Dr. Alman is James R. Urbaniak Professor and Chair of Orthopaedic Surgery at Duke University. Additionally, he has held or holds the following appointments:
- Professor in Cell Biology, Cell Biology, Basic Science Departments 2014
- Professor in Pediatrics, Pediatrics, Clinical Science Departments 2014
- Professor in the Department of Pathology, Pathology, Clinical Science Departments 2015
- Professor in Pharmacology and Cancer Biology, Pharmacology & Cancer Biology, Basic Science Departments 2020
- Member of the Duke Cancer Institute, Duke Cancer Institute, Institutes and Centers 2013
- Co-Director of the Duke Regeneration Center, Regeneration Next Initiative, Basic Science Departments 2021
Dr. Alman earned his M.D. degree from Jefferson Medical College of Thomas Jefferson University (Pennsylvania) in 1986. Prior to joining Duke University, Dr. Alman was the A. J. Latner Professor and Head of the division of Orthopedic surgery at the Hospital for Sick Children in Toronto, Ontario, Senior Scientist in developmental and stem cell biology at Sick Kids, and Vice Chair of the Department of Surgery at the University of Toronto.
Dr. Alman received the Premier's Research Excellence Award, the Huene Award, the OREF Research Award, and the Royal College Medal in Surgery.
Dr. Alman is an orthopaedic clinician-scientist whose research focuses on understanding the role of developmentally essential processes in the pathologic process involving the musculoskeletal system. The long-term goal of his work is to use this knowledge to identify improved therapeutic approaches to orthopaedic pathologic disorders. He extensively uses genetically modified mice to model human disease and used this approach to identify new drug therapies for musculoskeletal tumors and improve the outcome of related processes in cartilage, skin, and bone. As part of this work, Dr. Alman generated novel genetically modified mice to study tumors and reparative processes and is using these to develop new therapies. He also works on cellular heterogeneity in bone tumors, such as sarcomas, and how this relates to developmental processes. His lab identified a subpopulation of tumor-initiating cells in musculoskeletal tumors and found that this subpopulation of is responsible for sarcoma self-renewal.

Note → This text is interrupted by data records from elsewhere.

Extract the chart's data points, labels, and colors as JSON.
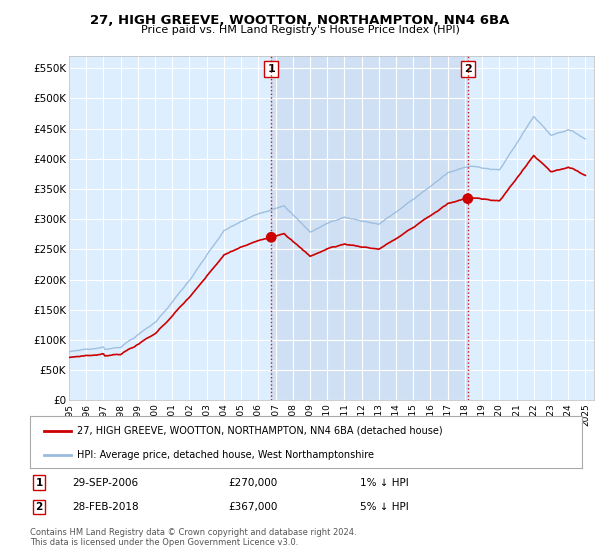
{
  "title": "27, HIGH GREEVE, WOOTTON, NORTHAMPTON, NN4 6BA",
  "subtitle": "Price paid vs. HM Land Registry's House Price Index (HPI)",
  "legend_line1": "27, HIGH GREEVE, WOOTTON, NORTHAMPTON, NN4 6BA (detached house)",
  "legend_line2": "HPI: Average price, detached house, West Northamptonshire",
  "purchase1_date": "29-SEP-2006",
  "purchase1_price": "£270,000",
  "purchase1_hpi": "1% ↓ HPI",
  "purchase2_date": "28-FEB-2018",
  "purchase2_price": "£367,000",
  "purchase2_hpi": "5% ↓ HPI",
  "footer": "Contains HM Land Registry data © Crown copyright and database right 2024.\nThis data is licensed under the Open Government Licence v3.0.",
  "price_color": "#cc0000",
  "hpi_color": "#99bbdd",
  "vline_color": "#cc0000",
  "background_color": "#ffffff",
  "plot_bg_color": "#ddeeff",
  "grid_color": "#ffffff",
  "highlight_color": "#c8d8ee",
  "ylim": [
    0,
    570000
  ],
  "yticks": [
    0,
    50000,
    100000,
    150000,
    200000,
    250000,
    300000,
    350000,
    400000,
    450000,
    500000,
    550000
  ],
  "ytick_labels": [
    "£0",
    "£50K",
    "£100K",
    "£150K",
    "£200K",
    "£250K",
    "£300K",
    "£350K",
    "£400K",
    "£450K",
    "£500K",
    "£550K"
  ],
  "purchase1_x": 2006.75,
  "purchase1_y": 270000,
  "purchase2_x": 2018.17,
  "purchase2_y": 367000,
  "xmin": 1995,
  "xmax": 2025.5,
  "xtick_years": [
    1995,
    1996,
    1997,
    1998,
    1999,
    2000,
    2001,
    2002,
    2003,
    2004,
    2005,
    2006,
    2007,
    2008,
    2009,
    2010,
    2011,
    2012,
    2013,
    2014,
    2015,
    2016,
    2017,
    2018,
    2019,
    2020,
    2021,
    2022,
    2023,
    2024,
    2025
  ]
}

Another focus of the Alman Lab is to determine the regulation of mesenchymal cells in repair processes. Dr. Alman’s work on beta-catenin (ß-catenin) using transgenic mice was the first demonstration of the importance of this pathway in fracture repair. More recently, he used lineage-tracing studies to investigate the role of macrophage cells in skin and bone repair and found a novel role for young hematopoietic cells in rejuvenating fracture repair.
Dr. Alman is the principal investigator on several NIH grants. He has more than 175 peer-reviewed publications in journals such as Lancet, Cell, and Nature Medicine. He has supervised over 30 graduate students and postdoctoral research trainees in his lab. He was recruited to Duke from Toronto’s Hospital for Sick Children in 2013.

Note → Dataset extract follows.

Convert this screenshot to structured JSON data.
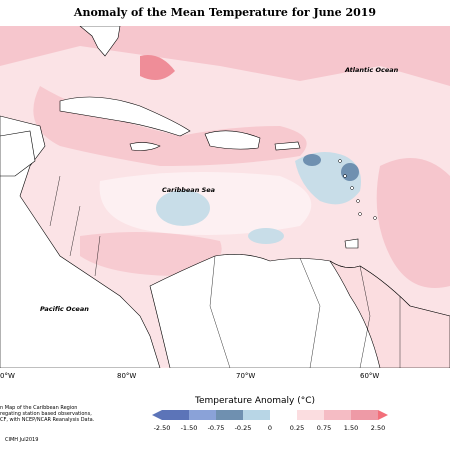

Dr. Alman identified somatic mutations resulting in ß-catenin mediated transcription in more than 70% of desmoid tumors. Based on this work, ß-catenin analysis is used to diagnose this tumor type, and mutational analysis is used as a prognostic test.
Dr. Alman’s group found that ß-catenin mediated transcription is activated during the proliferative phase of wound healing and regulates scar size and osteoblast differentiation in fracture repair. He was the first to show that circulating factors regulate fracture healing and ß-catenin during repair and using parabiosis. He found that factors from the blood of juvenile animals can rejuvenate fracture repair.

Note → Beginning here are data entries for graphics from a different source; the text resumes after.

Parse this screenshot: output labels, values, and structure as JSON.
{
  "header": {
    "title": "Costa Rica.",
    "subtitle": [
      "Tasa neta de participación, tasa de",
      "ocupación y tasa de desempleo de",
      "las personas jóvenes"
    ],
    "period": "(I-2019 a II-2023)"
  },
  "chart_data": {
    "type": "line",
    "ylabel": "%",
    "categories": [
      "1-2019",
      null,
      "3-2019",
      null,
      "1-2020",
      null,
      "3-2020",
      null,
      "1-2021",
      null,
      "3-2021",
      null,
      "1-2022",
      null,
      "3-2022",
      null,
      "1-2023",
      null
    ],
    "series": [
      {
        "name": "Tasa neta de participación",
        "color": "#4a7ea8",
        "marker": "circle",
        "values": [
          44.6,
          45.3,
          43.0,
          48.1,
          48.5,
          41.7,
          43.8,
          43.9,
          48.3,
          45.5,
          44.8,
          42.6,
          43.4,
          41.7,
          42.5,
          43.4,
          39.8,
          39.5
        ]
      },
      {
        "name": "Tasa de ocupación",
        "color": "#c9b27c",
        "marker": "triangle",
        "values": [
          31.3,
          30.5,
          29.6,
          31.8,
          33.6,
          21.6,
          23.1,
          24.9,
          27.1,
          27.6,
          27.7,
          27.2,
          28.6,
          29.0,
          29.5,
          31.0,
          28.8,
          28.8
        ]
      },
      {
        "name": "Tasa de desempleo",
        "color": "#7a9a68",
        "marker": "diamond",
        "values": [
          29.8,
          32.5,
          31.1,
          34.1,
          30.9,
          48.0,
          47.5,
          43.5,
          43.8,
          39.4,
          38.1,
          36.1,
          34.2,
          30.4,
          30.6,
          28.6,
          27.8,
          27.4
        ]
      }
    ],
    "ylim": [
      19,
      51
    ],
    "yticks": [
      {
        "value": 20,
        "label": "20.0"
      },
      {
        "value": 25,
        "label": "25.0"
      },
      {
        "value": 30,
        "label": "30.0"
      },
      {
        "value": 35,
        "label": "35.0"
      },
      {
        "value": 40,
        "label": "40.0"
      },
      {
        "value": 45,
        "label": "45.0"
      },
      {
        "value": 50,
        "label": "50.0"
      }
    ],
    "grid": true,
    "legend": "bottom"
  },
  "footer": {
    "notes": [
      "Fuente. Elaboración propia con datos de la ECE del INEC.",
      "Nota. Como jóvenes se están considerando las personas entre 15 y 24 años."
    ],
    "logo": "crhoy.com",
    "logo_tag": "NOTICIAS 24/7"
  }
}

Dr. Alman and his research team identified the first mutation causing enchondromas (a benign pre-malignant cartilage tumor). Using a mouse expressing the mutation, he identified pathways regulating tumor progression.
Dr. Alman and his group were the first to show that mesenchymal tumors contain a subpopulation of cells with tumor-propagating characteristics and that targeting this cell population can treat sarcomas.